Speech Recognition (ASR)¶

Transcribe spoken audio to text using transcribe() or atranscribe().

Basic usage¶

from khaya import KhayaClient

with KhayaClient(api_key) as khaya:
    result = khaya.transcribe("recording.wav", "tw")
    print(result.text)  # "me ho yɛ"

The second argument is the language code of the spoken language in the audio.

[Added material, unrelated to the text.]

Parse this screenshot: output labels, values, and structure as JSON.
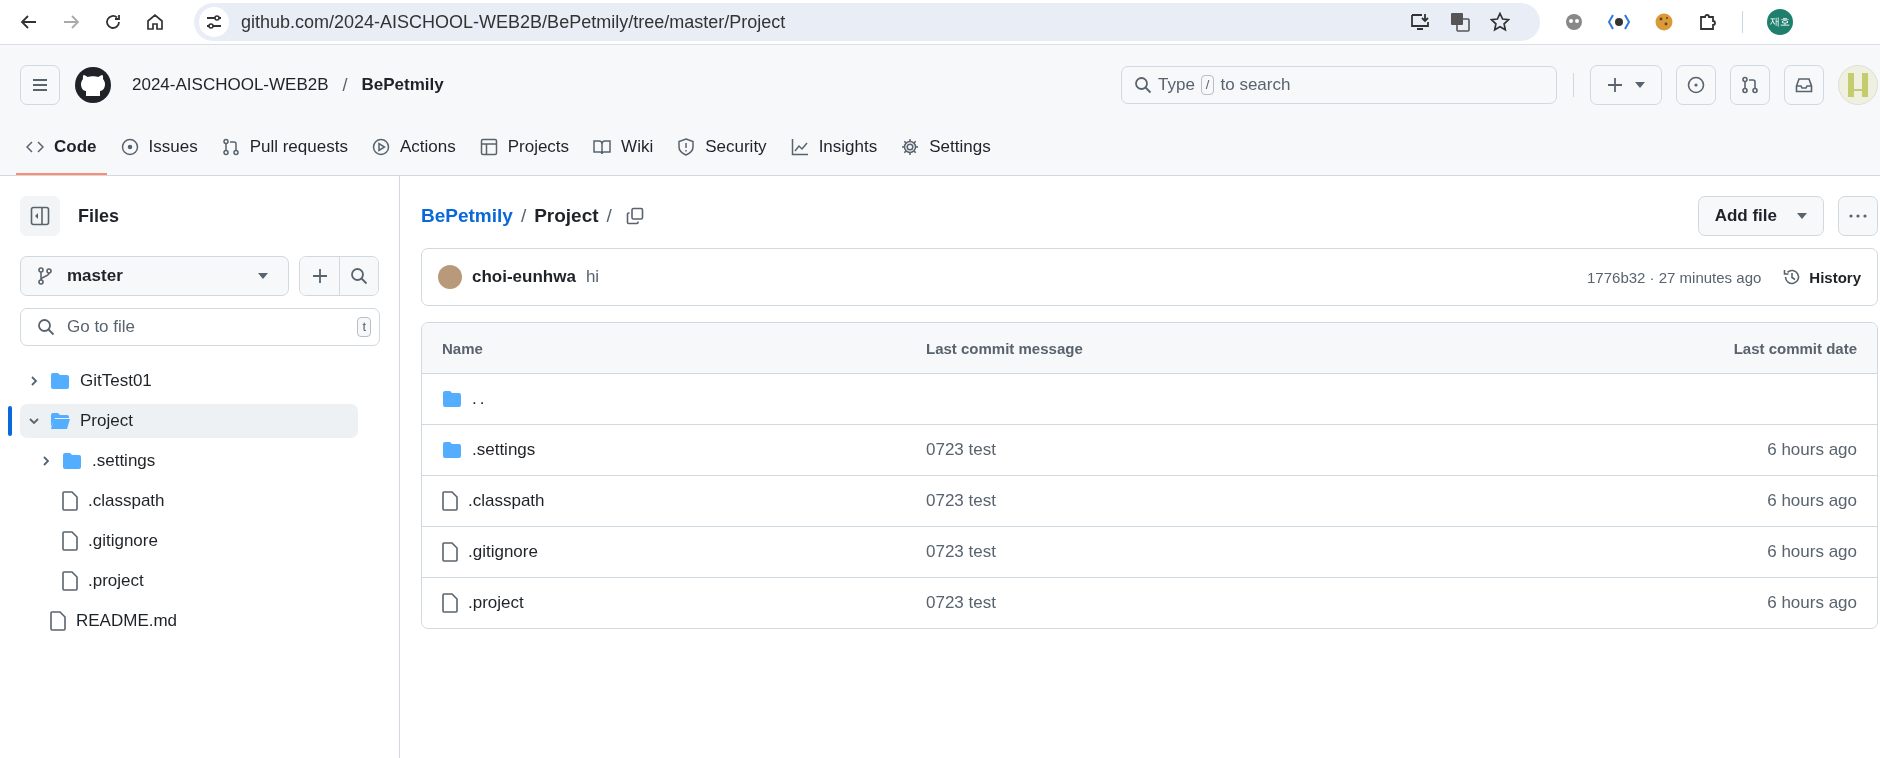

transcribe() returns a TranscriptionResult with:

Attribute	Type	Description
`text`	`str`	The transcribed string
`language`	`str`	Language code of the audio (e.g. `"tw"`)

Supported languages¶

Code	Language
`ada`	Adangme
`en_gh`	African English
`atw`	Akuapem Twi
`tw`	Asante Twi
`dga`	Dagaare
`dag`	Dagbani
`ee`	Ewe
`fat`	Fante
`fra`	French
`gaa`	Ga
`gon`	Gonja
`gur`	Gurene
`ha`	Hausa
`ig`	Igbo
`kas`	Kasem
`ki`	Kikuyu
`kon_k`	Konkomba (Likoonli)
`kon_l`	Konkomba (Likpakpaanl)
`kri`	Krio
`kus`	Kusaal
`luo`	Luo
`mam`	Mampruli
`men`	Mende
`mer`	Meru/Kimeru
`nzi`	Nzema
`pid`	Pidgin
`sn`	Shona
`sw`	Swahili
`tem`	Temne
`wal`	Wali
`wo`	Wolof
`yo`	Yoruba

Audio requirements¶

Format: WAV (.wav)
Encoding: PCM (uncompressed)
Sample rate: 16 kHz recommended
Channels: Mono

Convert to the correct format with ffmpeg if needed:

ffmpeg -i input.mp3 -ar 16000 -ac 1 output.wav

Saving the transcript¶

with KhayaClient(api_key) as khaya:
    result = khaya.transcribe("speech.wav", "tw")
    with open("transcript.txt", "w") as f:
        f.write(result.text)

Error handling¶

from khaya.exceptions import ASRTranscriptionError, AuthenticationError, APIError

try:
    result = khaya.transcribe("speech.wav", "tw")
except ASRTranscriptionError as e:
    # Raised when the file is not found or input is invalid
    print(f"Transcription error: {e.message}")
except AuthenticationError:
    print("Check your API key.")
except APIError as e:
    print(f"API error {e.status_code}: {e.message}")

See Error Handling for the full exception reference.